Ainsworth Suffers AU$5 Million Loss

Ainsworth Game Technology Ltd. (AGI) is expecting an AU$5 million loss for the six months ending Dec. 31 of this year.

At the company's annual general meeting, chief executive Peter James said the group has substantial investment requirements for fiscal 2003, its current fiscal year, including an expense of AU$10.6 million.

Among the company's future prospects is the purchase of gaming machine distributor Victorian Gaming Systems. Ainsworth is planning to buy the business and intellectual property rights on Jan. 2 for AU $600,000 as a down payment. The remainder of the AU$3.3 million purchase price will be deferred.

In January, Ainsworth announced it would create exclusive games for crowngames.com, the online casino belonging to Publishing and Broadcasting (PBL).

Jupiters Predicts Returns of Up to 16 Cents per Share

Australian gaming company Jupiters (JUP) last week informed shareholders that they can expect to see returns of between AU 15 cents and 16 cents on their shares in the company's first half to Dec. 31.

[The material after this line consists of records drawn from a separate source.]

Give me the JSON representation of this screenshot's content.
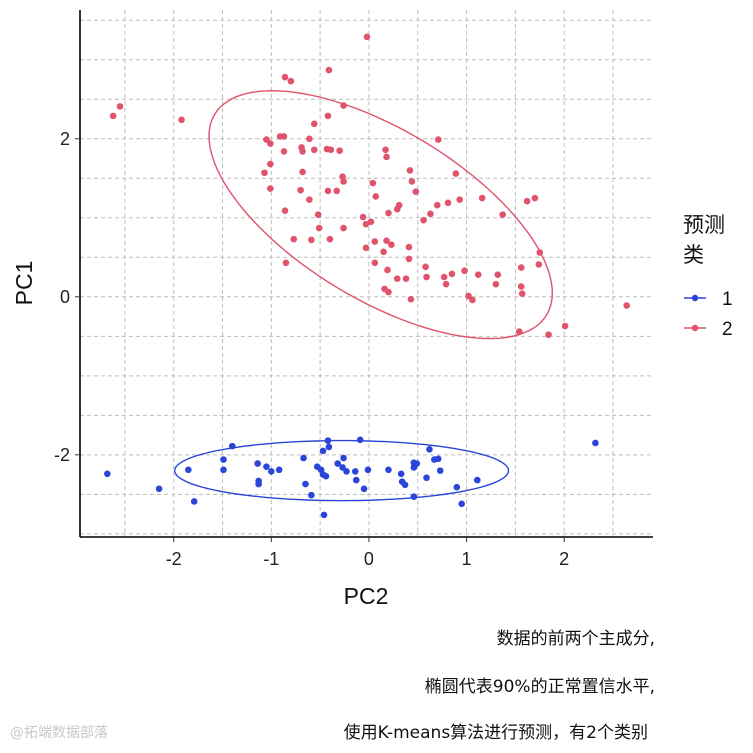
{
  "chart_data": {
    "type": "scatter",
    "xlabel": "PC2",
    "ylabel": "PC1",
    "xlim": [
      -2.96,
      2.91
    ],
    "ylim": [
      -3.04,
      3.63
    ],
    "xticks": [
      -2,
      -1,
      0,
      1,
      2
    ],
    "yticks": [
      -2,
      0,
      2
    ],
    "grid": true,
    "grid_style": "dashed",
    "legend": {
      "title": "预测\n类",
      "title_lines": [
        "预测",
        "类"
      ],
      "placement": "right",
      "entries": [
        "1",
        "2"
      ]
    },
    "colors": {
      "1": "#2a45d8",
      "2": "#df536b"
    },
    "series": [
      {
        "name": "1",
        "points": [
          [
            -2.68,
            -2.24
          ],
          [
            -2.15,
            -2.43
          ],
          [
            -1.79,
            -2.59
          ],
          [
            -1.85,
            -2.19
          ],
          [
            -1.4,
            -1.89
          ],
          [
            -1.49,
            -2.06
          ],
          [
            -1.49,
            -2.19
          ],
          [
            -1.14,
            -2.11
          ],
          [
            -1.13,
            -2.33
          ],
          [
            -1.13,
            -2.37
          ],
          [
            -1.05,
            -2.15
          ],
          [
            -1.0,
            -2.21
          ],
          [
            -0.92,
            -2.19
          ],
          [
            -0.67,
            -2.04
          ],
          [
            -0.65,
            -2.37
          ],
          [
            -0.59,
            -2.51
          ],
          [
            -0.53,
            -2.15
          ],
          [
            -0.49,
            -2.19
          ],
          [
            -0.47,
            -2.25
          ],
          [
            -0.44,
            -2.27
          ],
          [
            -0.47,
            -1.95
          ],
          [
            -0.42,
            -1.82
          ],
          [
            -0.41,
            -1.9
          ],
          [
            -0.46,
            -2.76
          ],
          [
            -0.32,
            -2.11
          ],
          [
            -0.26,
            -2.04
          ],
          [
            -0.27,
            -2.16
          ],
          [
            -0.23,
            -2.21
          ],
          [
            -0.14,
            -2.21
          ],
          [
            -0.13,
            -2.32
          ],
          [
            -0.09,
            -1.81
          ],
          [
            -0.05,
            -2.43
          ],
          [
            -0.01,
            -2.19
          ],
          [
            0.2,
            -2.19
          ],
          [
            0.33,
            -2.24
          ],
          [
            0.34,
            -2.34
          ],
          [
            0.37,
            -2.38
          ],
          [
            0.46,
            -2.1
          ],
          [
            0.46,
            -2.16
          ],
          [
            0.49,
            -2.11
          ],
          [
            0.46,
            -2.53
          ],
          [
            0.59,
            -2.29
          ],
          [
            0.62,
            -1.93
          ],
          [
            0.67,
            -2.06
          ],
          [
            0.71,
            -2.05
          ],
          [
            0.73,
            -2.2
          ],
          [
            0.9,
            -2.41
          ],
          [
            0.95,
            -2.62
          ],
          [
            1.11,
            -2.32
          ],
          [
            2.32,
            -1.85
          ]
        ],
        "ellipse": {
          "center": [
            -0.28,
            -2.2
          ],
          "axis_a": [
            1.71,
            0.0
          ],
          "axis_b": [
            0.0,
            0.38
          ],
          "level": 0.9
        }
      },
      {
        "name": "2",
        "points": [
          [
            -0.02,
            3.29
          ],
          [
            -0.86,
            2.78
          ],
          [
            -0.8,
            2.73
          ],
          [
            -0.41,
            2.87
          ],
          [
            -2.55,
            2.41
          ],
          [
            -2.62,
            2.29
          ],
          [
            -1.92,
            2.24
          ],
          [
            -0.26,
            2.42
          ],
          [
            -0.42,
            2.29
          ],
          [
            -0.56,
            2.19
          ],
          [
            -1.05,
            1.99
          ],
          [
            -1.01,
            1.94
          ],
          [
            -0.91,
            2.03
          ],
          [
            -0.87,
            2.03
          ],
          [
            -0.61,
            2.0
          ],
          [
            -0.87,
            1.84
          ],
          [
            -0.69,
            1.89
          ],
          [
            -0.68,
            1.84
          ],
          [
            -0.56,
            1.86
          ],
          [
            -0.43,
            1.87
          ],
          [
            -0.39,
            1.86
          ],
          [
            -0.3,
            1.85
          ],
          [
            -1.01,
            1.68
          ],
          [
            -1.07,
            1.57
          ],
          [
            -0.68,
            1.58
          ],
          [
            -1.01,
            1.37
          ],
          [
            -0.7,
            1.35
          ],
          [
            -0.27,
            1.52
          ],
          [
            -0.26,
            1.46
          ],
          [
            -0.42,
            1.34
          ],
          [
            -0.33,
            1.34
          ],
          [
            -0.61,
            1.23
          ],
          [
            0.04,
            1.44
          ],
          [
            0.07,
            1.27
          ],
          [
            -0.86,
            1.09
          ],
          [
            -0.52,
            1.04
          ],
          [
            -0.51,
            0.87
          ],
          [
            -0.26,
            0.87
          ],
          [
            -0.77,
            0.73
          ],
          [
            -0.59,
            0.72
          ],
          [
            -0.4,
            0.73
          ],
          [
            -0.85,
            0.43
          ],
          [
            -0.06,
            1.01
          ],
          [
            -0.03,
            0.92
          ],
          [
            0.02,
            0.95
          ],
          [
            0.06,
            0.7
          ],
          [
            -0.03,
            0.62
          ],
          [
            0.06,
            0.43
          ],
          [
            0.71,
            1.99
          ],
          [
            0.17,
            1.86
          ],
          [
            0.18,
            1.77
          ],
          [
            0.42,
            1.6
          ],
          [
            0.44,
            1.46
          ],
          [
            0.48,
            1.33
          ],
          [
            0.89,
            1.56
          ],
          [
            1.16,
            1.25
          ],
          [
            0.93,
            1.23
          ],
          [
            0.81,
            1.19
          ],
          [
            0.7,
            1.16
          ],
          [
            0.63,
            1.05
          ],
          [
            0.56,
            0.97
          ],
          [
            1.62,
            1.21
          ],
          [
            1.7,
            1.25
          ],
          [
            1.37,
            1.04
          ],
          [
            0.2,
            1.06
          ],
          [
            0.29,
            1.11
          ],
          [
            0.31,
            1.16
          ],
          [
            0.18,
            0.71
          ],
          [
            0.23,
            0.66
          ],
          [
            0.15,
            0.57
          ],
          [
            0.41,
            0.63
          ],
          [
            0.41,
            0.48
          ],
          [
            0.19,
            0.34
          ],
          [
            0.29,
            0.23
          ],
          [
            0.38,
            0.23
          ],
          [
            0.16,
            0.1
          ],
          [
            0.2,
            0.06
          ],
          [
            0.43,
            -0.03
          ],
          [
            0.58,
            0.38
          ],
          [
            0.59,
            0.25
          ],
          [
            0.77,
            0.25
          ],
          [
            0.79,
            0.16
          ],
          [
            0.85,
            0.29
          ],
          [
            0.98,
            0.33
          ],
          [
            1.12,
            0.28
          ],
          [
            1.32,
            0.28
          ],
          [
            1.3,
            0.16
          ],
          [
            1.02,
            0.01
          ],
          [
            1.06,
            -0.04
          ],
          [
            1.56,
            0.37
          ],
          [
            1.56,
            0.13
          ],
          [
            1.57,
            0.04
          ],
          [
            1.75,
            0.56
          ],
          [
            1.74,
            0.41
          ],
          [
            1.54,
            -0.44
          ],
          [
            1.84,
            -0.48
          ],
          [
            2.01,
            -0.37
          ],
          [
            2.64,
            -0.11
          ]
        ],
        "ellipse": {
          "center": [
            0.12,
            1.04
          ],
          "axis_a": [
            1.7,
            -1.27
          ],
          "axis_b": [
            -0.45,
            -0.92
          ],
          "level": 0.9
        }
      }
    ]
  },
  "caption": {
    "line1": "数据的前两个主成分,",
    "line2": "椭圆代表90%的正常置信水平,",
    "line3": "使用K-means算法进行预测，有2个类别"
  },
  "watermark": "@拓端数据部落"
}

"The good news is that since June 30, we have seen a modest turnaround in the gaming machine performance and continued growth in our non-casino business," said the group's managing director, Robert Hines.

The company is reporting a net profit after tax of AU$78.1 million for the year ending June 2002, a slight increase from the previous year's net profit of AU$77.1 million. The first half of the year yielded better results than the second half, Hines said.

"Unfortunately, the rate of recovery of our gaming machine business will not be fast enough to deliver earnings per-share growth in this the first half of the 2003 financial year when compared to the first half of our 2002 financial year," he said.

Hines said Jupiters' strategy for the future will be to focus on overseas markets, as the growth opportunities in Australia are becoming limited.

Stanley Leisure Denies Bid for London Clubs

Land-based and online gaming operator Stanley Leisure (SLY) said today that it has not yet made a bid for some of London Clubs' casinos in the United Kingdom. The group said it was making the announcement in response to press speculation that it will offer £250 million for some of the nation's most well known gaming properties.

"Stanley Leisure has no intention of announcing or participating in any such offer without having undertaken an appropriate due-diligence exercise with the cooperation of the board of London Clubs," the company said in a press release. "No such due-diligence exercise has been discussed."

British newspapers are reporting that Stanley Leisure is prepared to offer 25 pence to 30 pence per share for a deal that would give a portion of London Clubs to Stanley Leisure and the remainder of it to Hg Capital.

MGM Settles Lawsuit

MGM Mirage (MGG) on Wednesday settled a case with the U.S. Equal Employment Opportunity Commission for $1.14 million.

The lawsuit, filed against MGM Mirage in Nevada's U.S. District Court, alleged that the hotel and casino discriminated against African-American and Hispanic job applicants during 1996 and 1997.

According to the settlement, MGM Mirage will pay $840,000 to the applicants and establish procedures for collecting complaints, preventing discrimination and record keeping. The Las Vegas-based company, which operates an online casino licensed in the Isle of Man, established a diversity program in 2000.